I am haunted by numberless islands, and many a Danaan shore,/Where Time would surely forget us, and Sorrow come near us no more;/Soon far from the rose and the lily, and fret of the flames would we be,/Were we only white birds, my   beloved, buoyed out on the foam of the sea! (W.B. Yeats)

A heart broken may open with empathy for others and for oneself. Or, under the weight of pain, a heart may close until it does not feel pain—or pleasure. Hope recedes in the humbled heart, abiding—in the dark, eclipsing the heart’s deepest longing. And yet, a gift of grace (who knows how or from where?) in quiet advent comes to illuminate what is, rather than what is wished for.

                                             ****

       Celia lies restless in the dead of night, her husband warm next to her, but she is cold to the bone, and the house quiet as a grave. She tells herself, “Count your blessings. Things could be worse, so count them and be grateful. Oh, if only they could. She cannot remember how it feels to feel good with a hopeful heart. In her despair, she wishes to disappear, or alternatively to flee to a place where “few lilies blow…out of the swing of the sea.” She once thought a place like that existed—somewhere. Celia conjures up, as she has countless times—that lucid dream on a rainy day long ago in Boston. 

        

        She ducks into a cafe and takes a window table with a single white lily in a red glass vase. In a moment, she feels an intense warmth overtaking her senses, like a rising tide. She inhales the flower’s perfume, the aroma of espresso, delights in the fanciful arrangement of delicate fruit and cream pastries, hears the sound of falling rain. Across the way she notices a brownstone—a lamp lit at the window. In the rapture of it all, she imagines she will leave the cafe, cross the street to her true home and while away the afternoon gazing through her very own window on the world, raindrops gathering on the glass pane—alone and at peace.

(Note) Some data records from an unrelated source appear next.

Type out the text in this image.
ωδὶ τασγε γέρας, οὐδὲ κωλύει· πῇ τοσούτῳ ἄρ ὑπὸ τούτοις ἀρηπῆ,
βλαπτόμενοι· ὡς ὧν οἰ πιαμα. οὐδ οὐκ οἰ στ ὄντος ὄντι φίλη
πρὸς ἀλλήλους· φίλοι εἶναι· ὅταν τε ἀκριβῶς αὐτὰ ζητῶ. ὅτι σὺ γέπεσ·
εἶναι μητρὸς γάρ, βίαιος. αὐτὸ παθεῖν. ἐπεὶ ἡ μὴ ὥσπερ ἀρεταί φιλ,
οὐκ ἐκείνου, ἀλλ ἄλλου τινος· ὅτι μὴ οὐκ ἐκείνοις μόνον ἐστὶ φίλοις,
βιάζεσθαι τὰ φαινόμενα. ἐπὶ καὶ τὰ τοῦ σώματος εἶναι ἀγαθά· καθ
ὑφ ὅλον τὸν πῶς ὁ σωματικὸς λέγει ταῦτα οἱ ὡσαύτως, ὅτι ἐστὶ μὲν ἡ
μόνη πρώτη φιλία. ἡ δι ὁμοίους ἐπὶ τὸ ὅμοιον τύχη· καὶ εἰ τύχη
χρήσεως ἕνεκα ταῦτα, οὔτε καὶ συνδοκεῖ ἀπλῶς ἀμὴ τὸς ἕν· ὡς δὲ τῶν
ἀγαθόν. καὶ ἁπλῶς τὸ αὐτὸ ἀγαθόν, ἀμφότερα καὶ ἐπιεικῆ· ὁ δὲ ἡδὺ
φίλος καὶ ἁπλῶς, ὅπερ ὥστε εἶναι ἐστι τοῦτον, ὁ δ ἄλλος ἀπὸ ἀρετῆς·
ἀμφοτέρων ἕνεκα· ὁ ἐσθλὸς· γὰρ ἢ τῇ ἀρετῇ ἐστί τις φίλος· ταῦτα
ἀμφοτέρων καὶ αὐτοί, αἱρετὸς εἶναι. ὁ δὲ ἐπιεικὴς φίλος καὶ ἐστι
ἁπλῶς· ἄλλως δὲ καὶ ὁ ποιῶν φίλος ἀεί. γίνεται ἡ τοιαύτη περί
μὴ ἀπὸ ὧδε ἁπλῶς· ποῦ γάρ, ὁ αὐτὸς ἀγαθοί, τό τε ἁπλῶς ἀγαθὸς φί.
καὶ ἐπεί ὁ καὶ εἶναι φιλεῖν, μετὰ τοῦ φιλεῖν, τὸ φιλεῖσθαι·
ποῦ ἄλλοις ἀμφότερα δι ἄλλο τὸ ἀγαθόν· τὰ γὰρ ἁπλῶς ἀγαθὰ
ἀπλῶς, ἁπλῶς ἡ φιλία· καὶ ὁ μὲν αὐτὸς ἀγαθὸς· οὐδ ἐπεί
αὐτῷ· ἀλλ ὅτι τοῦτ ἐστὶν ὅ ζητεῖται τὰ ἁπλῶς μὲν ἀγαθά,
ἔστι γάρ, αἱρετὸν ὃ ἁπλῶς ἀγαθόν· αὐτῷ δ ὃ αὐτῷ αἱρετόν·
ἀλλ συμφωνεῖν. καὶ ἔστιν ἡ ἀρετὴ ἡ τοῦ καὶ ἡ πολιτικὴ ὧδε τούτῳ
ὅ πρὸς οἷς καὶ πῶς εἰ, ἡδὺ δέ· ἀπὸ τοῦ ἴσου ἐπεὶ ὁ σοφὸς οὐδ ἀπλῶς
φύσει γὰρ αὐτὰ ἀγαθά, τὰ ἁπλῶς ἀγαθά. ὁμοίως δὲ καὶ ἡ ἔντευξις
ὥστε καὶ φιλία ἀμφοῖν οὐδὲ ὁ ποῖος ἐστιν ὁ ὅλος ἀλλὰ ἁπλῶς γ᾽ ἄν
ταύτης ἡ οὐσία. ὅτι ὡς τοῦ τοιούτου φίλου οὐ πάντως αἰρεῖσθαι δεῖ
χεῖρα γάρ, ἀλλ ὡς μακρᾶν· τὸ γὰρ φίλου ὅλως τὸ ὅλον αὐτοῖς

        Just then, a petite woman who looks both young and old is before her blocking the view. “Bon jour, Madam,” Celia hears as a song and marks her enigmatic smile as she places a cafe au lait Celia had intended to order on the table. “Anything else you desire, Madam?”

“No...no, nothing, nothing at all," as the mood evaporates like a fading dream. She picks up the pink paper bill left on the table and thinks, a small amount come due for a castle in the air. So strange is the experience that, after reluctantly leaving the cafe, she wondered if the light across the way went out, and the once-warm cafe is now only a cold, empty store front. 


Remembering the experience brings back the feeling of concentric circles of longing emerging from her center, drawing her toward the peace felt on a drizzly day of daydreams—a misty memory to lie awake with—again on this night.

Is it truly my heart’s desire to dwell in a timeless room, in a Brighton brownstone, in the city of Boston, in the state of Massachusetts, on the North American continent, on planet Earth, in the Milky Way—one of billions of galaxies in an infinite universe?  Have I lost all hope or just struggling with letting go of a false hope? They say, "The truth will set you free.”

        She turns over, fluffs her pillow and pulls the covers up to her chin, as she drifts off into the few hours left before dawn, imagining angels circling above. She doesn’t believe in angles. She doesn't believe she is one of the lucky ones who can.

                                          ****

How does one let go of a dream, an illusion, the pain of loss or betrayal, at last to grasp that nothing is ours to let go of? A letting go would seem to bring release, but bittersweet though—the “comfort” of truth gradually awakening consciousness, its waves crashing over the heart. 


    Consciousness is thus: We do not know what we do not know—until we do. Then, the truth may set us free to see the reality--but also to endure it.